|Solaris (Directed by Andrei Tarkovsky)|
- Kurosawa on Tarkovsky
Akira Kurosawa first met Andrei Tarkovsky in Moscow on his first visit to Russia in July 1971 when Kurosawa attended the Moscow Film Festival. Dodeskaden was screened and won the Special Prize. Tarkovsky then went to Japan to re-pay the visit that same fall and the two directors remained friends until Tarkovsky’s untimely death in 1986. Tarkovsky told Kurosawa that he always viewed Seven Samurai before shooting a new film. Kurosawa replied that he would always see Tarkovsky’s Andrei Rublev before shooting...
Originally written by Akira Kurosawa and published in May 1977 the following article titled ‘Tarkovsky and Solaris’ recalls the early relationship between the two great directors. It was translated for Nostalghia.com by Sato Kimitoshi and was subsequently adapted by Criterion for use in the insert booklet of their Solaris DVD.
I met Tarkovsky for the first time when I attended my welcome luncheon at Mosfilm during my first visit to Soviet Russia. He was small, thin, looked a little frail, and at the same time exceptionally intelligent, and unusually shrewd and sensitive. I thought he somehow resembled Toru Takemitsu, but I don’t know why. Then he excused himself saying, ‘I still have work to do,’ and disappeared, and after a while I heard such a big explosion as to make all the glass windows of the dining hall tremble hard. Seeing me taken aback, the boss of Mosfilm said with a meaningful smile: ‘You know another World War hasn’t broken out. Tarkovsky just launched a rocket. This work with Tarkovsky, however, has proved a Great War for me.’ That was the way I knew Tarkovsky was shooting Solaris.
After the luncheon party, I visited his set for Solaris. There it was. I saw a burnt down rocket at the corner of the space station set. I am sorry I forgot to ask him as to how he had shot the launching of the rocket on the set. The set of the satellite base was beautifully made at a huge cost, for it was all made up of thick duralumin.
Tarkovsky guided me around the set, explaining to me as cheerfully as a young boy who is given a golden opportunity to show someone his favorite toybox. [The director] Bondarchuk, who came with me, asked him about the cost of the set, and left his eyes wide open when Tarkovsky answered it. The cost was so huge: about six hundred million yen as to make Bondarchuk, who directed that grand spectacle of a movie War and Peace, gaze in wonder.
Now I came to fully realize why the boss of the Mosfilm said it was ‘a Great War for me.’ But it takes a huge talent and effort to spend such a huge cost. Thinking ‘this is a tremendous task’ I closely gazed at his back when he was leading me around the set in enthusiasm.

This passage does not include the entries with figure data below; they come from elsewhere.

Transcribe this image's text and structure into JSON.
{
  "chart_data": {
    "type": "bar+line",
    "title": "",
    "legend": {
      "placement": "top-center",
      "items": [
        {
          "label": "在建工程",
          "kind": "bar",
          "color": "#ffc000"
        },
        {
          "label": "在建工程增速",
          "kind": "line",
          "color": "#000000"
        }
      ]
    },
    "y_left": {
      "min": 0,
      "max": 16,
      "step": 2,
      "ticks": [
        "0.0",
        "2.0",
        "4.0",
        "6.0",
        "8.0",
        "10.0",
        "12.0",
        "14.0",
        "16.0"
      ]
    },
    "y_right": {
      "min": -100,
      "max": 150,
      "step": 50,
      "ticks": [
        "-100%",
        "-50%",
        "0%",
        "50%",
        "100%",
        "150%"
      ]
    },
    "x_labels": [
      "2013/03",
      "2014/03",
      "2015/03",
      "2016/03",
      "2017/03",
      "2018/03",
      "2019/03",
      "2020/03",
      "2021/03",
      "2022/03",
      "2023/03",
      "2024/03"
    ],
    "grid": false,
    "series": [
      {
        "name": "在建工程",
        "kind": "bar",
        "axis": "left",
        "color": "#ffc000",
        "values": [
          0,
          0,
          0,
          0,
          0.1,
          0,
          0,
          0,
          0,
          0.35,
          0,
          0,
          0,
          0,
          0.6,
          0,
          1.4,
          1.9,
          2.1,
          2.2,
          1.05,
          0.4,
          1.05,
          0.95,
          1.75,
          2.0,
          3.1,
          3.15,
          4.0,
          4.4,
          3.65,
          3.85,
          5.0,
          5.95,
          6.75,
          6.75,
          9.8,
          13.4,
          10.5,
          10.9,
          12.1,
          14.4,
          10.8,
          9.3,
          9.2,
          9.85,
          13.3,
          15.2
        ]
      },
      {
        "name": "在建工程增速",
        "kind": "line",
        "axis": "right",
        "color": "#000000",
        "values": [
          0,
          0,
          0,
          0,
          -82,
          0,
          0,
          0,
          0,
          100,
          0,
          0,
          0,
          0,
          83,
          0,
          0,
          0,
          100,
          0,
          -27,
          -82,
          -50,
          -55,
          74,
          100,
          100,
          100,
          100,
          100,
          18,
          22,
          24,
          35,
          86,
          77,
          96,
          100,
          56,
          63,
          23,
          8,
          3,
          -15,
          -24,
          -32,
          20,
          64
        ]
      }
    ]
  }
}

Concerning Solaris I find many people complaining that it is too long, but I do not think so. They especially find too lengthy the description of nature in the introductory scenes, but these layers of memory of farewell to this earthly nature submerge themselves deep below the bottom of the story after the main character has been sent in a rocket into the satellite station base in the universe, and they almost torture the soul of the viewer like a kind of irresistible nostalgia toward mother earth and nature, which resembles homesickness. Without the presence of beautiful nature sequences on earth as a long introduction, you could not make the audience directly conceive the sense of having no-way-out harboured by the people ‘jailed’ inside the satellite base.
I saw this film late at night in a preview room in Moscow for the first time, and soon I felt my heart aching in agony with a longing to returning to the earth as quickly as possible. We have enjoyed marvellous progress in science, but where will it lead humanity after all? This film succeeds in conjuring up sheer fearful emotion in our soul. Without it, a science-fiction movie would be nothing more than a petty fancy.
These thoughts came and went while I was gazing at the screen.
For I was at that moment very happy to find myself living on Earth.
Solaris makes a viewer feel this, and even this single fact shows us that Solaris is no ordinary science-fiction film. It truly somehow provokes pure horror in our soul. And it is under the total grip of the deep insights of Tarkovsky.
|Mirror (Directed by Andrei Tarkovsky)|
A strange train of fragments of early memory images shattered and broken can bring about the poetry in our infancy. Once you are convinced of its truthfulness, you may find Mirror the easiest film to understand. But Tarkovsky remains silent, without saying things like that at all. His very attitude makes me believe that he has wonderful potential in his future.
There can be no bright future for those who are ready to explain everything about their own film.